Послышался звук открываемой двери. Шура повернула голову: в комнату вошёл Герман. Он не спеша, закрыл за собой дверь, повернулся и сделал несколько шагов. Потом заметил, что лежащая на кровати девушка очнулась, и постарался изобразить дежурную улыбку. Шурочка попробовала подняться на подушках, с удивлением отметив, что сиделка, только что находившаяся рядом, вдруг исчезла, испарилась неизвестно куда, будто её и не было.

- Лежи, лежи! - запротестовал Герман, останавливаясь в ногах кровати, глядя на подружку уже совсем по-иному, можно сказать, по-домашнему.

Нет, лицо Агеева совсем не изменилось: всё те же большие серые глаза на лице с модной небритостью на щеках. Вообще-то небритость превратилась в аккуратную небольшую бородку, но так было даже лучше. Он смотрел тепло и ясно, так что всё происшедшее показалось дурным сном, наваждением, дантовым кошмаром десятого или одиннадцатого круга, но никак не реальностью.

- Я тебя не хотел тревожить. Всё-таки отдых необходим после мистерии посвящения, а тебе - особенно, - голос у Германа тоже был прежний, родной. Всё как всегда, как раньше. Что же случилось? Может, действительно галлюцинация или болезнь?

Но так явственно? чувственно? осязаемо?

- Тебе это не привиделось в кошмаре, - ответил Герман на немой вопрос. - Ты прошла обряд посвящения и сила, дарованная тебе отныне, превратит твоё творчество в волшебство. Любой шаманский обряд, христианская литургия или месса посвящения - это оживление символов инфернального мира. Именно они помогают разбудить дремлющие в человеке потаённые силы. Хотя язык символов основательно забыт, подсознание перегружено этими до поры до времени дремлющими знаками. Сегодня просто была разбужена эта часть твоего эго, то есть, собственного «я». Увидишь, очень скоро картины твоей кисти будут верхом совершенства и самым настоящим венцом искусства.
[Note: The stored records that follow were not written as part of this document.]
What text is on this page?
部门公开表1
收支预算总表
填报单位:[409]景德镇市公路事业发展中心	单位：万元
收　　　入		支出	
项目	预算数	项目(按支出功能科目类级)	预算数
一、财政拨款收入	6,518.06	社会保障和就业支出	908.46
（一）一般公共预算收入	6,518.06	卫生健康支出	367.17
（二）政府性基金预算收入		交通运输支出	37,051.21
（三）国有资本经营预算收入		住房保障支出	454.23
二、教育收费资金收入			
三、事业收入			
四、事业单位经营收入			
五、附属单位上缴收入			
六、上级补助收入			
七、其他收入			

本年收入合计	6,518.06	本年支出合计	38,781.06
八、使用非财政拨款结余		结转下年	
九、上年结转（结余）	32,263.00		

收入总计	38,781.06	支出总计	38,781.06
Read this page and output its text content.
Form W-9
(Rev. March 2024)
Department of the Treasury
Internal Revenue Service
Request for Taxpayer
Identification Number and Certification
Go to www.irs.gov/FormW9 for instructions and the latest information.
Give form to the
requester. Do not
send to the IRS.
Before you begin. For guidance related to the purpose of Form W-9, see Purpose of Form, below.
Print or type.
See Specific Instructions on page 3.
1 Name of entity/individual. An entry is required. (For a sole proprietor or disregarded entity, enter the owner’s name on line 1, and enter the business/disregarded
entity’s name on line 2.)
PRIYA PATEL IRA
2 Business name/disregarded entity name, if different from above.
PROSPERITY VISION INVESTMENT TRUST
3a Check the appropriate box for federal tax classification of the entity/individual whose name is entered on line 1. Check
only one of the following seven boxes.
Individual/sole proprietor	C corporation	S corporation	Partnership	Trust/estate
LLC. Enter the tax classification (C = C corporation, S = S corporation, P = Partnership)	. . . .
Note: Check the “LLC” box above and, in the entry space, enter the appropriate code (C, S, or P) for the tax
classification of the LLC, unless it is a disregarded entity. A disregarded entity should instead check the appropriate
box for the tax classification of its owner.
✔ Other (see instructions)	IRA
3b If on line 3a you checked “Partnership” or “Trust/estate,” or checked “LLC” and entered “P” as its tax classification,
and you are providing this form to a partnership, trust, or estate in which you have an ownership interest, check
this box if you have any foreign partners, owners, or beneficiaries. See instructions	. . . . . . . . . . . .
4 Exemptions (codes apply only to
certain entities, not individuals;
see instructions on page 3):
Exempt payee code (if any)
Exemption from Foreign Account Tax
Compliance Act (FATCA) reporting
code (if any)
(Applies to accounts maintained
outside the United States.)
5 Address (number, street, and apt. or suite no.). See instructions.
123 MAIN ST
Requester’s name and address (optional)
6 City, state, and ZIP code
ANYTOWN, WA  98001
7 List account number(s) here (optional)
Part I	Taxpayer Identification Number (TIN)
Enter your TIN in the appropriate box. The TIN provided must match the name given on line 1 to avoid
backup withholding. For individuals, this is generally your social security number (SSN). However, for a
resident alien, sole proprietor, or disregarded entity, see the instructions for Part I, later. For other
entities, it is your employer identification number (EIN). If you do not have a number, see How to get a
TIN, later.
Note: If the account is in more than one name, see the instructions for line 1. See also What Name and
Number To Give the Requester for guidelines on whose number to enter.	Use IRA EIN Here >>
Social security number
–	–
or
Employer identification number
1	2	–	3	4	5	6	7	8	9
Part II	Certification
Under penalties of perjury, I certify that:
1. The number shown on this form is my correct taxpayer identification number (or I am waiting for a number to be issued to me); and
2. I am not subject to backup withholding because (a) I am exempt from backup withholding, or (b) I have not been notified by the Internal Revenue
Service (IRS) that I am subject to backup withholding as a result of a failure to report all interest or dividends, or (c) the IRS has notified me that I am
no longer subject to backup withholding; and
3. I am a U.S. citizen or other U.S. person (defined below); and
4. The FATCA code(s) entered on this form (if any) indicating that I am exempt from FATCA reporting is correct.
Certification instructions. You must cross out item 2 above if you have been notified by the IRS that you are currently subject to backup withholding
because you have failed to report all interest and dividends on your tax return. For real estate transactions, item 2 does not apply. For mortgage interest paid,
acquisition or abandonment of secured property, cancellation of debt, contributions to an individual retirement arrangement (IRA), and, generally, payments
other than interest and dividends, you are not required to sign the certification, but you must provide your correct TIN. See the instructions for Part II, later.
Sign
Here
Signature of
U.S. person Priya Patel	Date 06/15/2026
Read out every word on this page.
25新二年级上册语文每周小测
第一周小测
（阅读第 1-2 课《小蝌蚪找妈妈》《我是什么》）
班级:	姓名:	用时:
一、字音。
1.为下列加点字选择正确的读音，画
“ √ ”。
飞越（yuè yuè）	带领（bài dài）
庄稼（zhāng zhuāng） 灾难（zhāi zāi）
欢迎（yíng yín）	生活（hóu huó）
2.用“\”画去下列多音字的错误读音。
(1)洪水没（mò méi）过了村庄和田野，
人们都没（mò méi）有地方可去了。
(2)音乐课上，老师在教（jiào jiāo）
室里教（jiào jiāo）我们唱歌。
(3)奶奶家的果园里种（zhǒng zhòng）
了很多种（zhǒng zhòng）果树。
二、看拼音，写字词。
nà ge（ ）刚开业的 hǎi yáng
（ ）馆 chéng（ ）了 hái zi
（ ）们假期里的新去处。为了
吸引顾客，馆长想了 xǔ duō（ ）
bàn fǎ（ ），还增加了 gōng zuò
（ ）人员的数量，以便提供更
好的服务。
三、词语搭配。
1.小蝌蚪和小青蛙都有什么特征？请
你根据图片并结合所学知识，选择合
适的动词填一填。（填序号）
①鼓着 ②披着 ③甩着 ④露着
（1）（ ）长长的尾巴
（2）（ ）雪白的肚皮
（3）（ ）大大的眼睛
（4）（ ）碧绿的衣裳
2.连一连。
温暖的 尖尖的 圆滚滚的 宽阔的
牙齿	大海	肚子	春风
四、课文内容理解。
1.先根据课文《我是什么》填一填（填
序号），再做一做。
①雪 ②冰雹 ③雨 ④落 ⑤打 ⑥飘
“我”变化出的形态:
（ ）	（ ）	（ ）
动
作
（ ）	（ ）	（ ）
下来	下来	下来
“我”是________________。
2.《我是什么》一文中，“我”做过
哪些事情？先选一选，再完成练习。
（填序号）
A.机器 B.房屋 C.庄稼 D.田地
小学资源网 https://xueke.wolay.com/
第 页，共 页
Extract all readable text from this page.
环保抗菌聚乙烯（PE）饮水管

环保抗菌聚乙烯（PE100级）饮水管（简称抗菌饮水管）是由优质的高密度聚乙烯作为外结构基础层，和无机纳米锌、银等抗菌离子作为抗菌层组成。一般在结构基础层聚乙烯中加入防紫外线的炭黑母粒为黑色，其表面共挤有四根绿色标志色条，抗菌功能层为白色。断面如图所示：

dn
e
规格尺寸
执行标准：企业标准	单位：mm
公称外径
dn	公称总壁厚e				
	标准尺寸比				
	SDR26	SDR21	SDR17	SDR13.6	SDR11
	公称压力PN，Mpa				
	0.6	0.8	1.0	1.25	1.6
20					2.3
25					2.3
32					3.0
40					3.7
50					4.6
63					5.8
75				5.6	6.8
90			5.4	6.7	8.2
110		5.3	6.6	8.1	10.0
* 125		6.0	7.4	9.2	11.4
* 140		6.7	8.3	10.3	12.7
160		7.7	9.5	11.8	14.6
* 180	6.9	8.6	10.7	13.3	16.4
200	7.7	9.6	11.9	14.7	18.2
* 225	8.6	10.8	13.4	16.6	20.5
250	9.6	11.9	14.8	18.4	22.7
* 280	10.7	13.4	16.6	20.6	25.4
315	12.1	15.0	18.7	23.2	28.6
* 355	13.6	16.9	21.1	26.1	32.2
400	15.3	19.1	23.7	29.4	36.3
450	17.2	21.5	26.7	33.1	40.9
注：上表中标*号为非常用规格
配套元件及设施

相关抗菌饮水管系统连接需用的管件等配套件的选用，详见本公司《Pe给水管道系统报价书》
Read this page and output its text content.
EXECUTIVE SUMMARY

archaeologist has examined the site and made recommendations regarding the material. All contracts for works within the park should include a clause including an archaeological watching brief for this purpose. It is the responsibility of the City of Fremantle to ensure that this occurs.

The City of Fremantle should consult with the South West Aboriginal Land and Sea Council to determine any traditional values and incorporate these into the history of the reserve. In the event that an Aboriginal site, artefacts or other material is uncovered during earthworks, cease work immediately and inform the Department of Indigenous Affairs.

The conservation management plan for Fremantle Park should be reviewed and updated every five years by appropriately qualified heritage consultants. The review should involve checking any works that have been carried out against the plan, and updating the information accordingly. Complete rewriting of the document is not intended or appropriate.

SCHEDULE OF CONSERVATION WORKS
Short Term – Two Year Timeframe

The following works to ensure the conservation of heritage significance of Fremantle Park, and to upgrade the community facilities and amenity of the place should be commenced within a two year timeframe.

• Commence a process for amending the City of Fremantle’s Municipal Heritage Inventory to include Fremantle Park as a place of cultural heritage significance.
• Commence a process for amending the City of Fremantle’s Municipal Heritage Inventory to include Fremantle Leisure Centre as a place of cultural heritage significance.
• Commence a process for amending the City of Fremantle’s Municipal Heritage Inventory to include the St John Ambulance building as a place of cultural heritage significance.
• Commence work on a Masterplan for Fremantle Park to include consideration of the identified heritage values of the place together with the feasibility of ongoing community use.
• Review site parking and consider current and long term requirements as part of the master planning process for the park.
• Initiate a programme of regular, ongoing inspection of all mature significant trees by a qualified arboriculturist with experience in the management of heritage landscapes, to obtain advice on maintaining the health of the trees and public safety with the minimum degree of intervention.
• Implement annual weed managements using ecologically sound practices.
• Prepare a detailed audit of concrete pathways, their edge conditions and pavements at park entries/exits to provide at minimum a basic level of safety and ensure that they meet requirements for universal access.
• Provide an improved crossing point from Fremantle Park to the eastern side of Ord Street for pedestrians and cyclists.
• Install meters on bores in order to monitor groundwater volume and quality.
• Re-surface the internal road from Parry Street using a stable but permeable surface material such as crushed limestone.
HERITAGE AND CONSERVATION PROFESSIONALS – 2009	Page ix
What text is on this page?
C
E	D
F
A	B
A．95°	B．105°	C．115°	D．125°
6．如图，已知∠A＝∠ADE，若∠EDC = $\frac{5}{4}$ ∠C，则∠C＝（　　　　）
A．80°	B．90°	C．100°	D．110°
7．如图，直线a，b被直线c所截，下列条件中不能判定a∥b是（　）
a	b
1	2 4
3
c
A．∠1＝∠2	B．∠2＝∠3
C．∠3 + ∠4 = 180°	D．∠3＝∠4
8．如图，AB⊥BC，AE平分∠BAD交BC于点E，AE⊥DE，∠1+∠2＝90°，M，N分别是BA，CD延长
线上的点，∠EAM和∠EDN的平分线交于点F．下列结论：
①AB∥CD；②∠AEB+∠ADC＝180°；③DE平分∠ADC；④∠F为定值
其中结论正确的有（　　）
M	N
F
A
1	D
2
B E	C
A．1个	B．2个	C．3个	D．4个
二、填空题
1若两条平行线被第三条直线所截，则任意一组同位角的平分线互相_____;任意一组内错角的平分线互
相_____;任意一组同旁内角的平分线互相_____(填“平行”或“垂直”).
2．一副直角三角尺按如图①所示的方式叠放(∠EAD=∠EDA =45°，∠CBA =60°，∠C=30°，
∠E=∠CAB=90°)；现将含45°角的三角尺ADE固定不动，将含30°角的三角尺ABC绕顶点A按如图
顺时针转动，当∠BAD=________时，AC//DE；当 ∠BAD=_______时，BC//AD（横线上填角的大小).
Тебя ждёт великое будущее! Сможешь радовать своим искусством всех окружающих.

- А я просила об этом?! - Шура села на кровати, но, заметив, что до сих пор обнажена, снова закуталась в одеяло. - И принеси мне одежду. Немедленно! Хорошенького понемножку. Обойдусь как-нибудь без твоей драгоценной дружеской помощи!

- Что с тобой? – удивился Агеев. – Что-нибудь не так?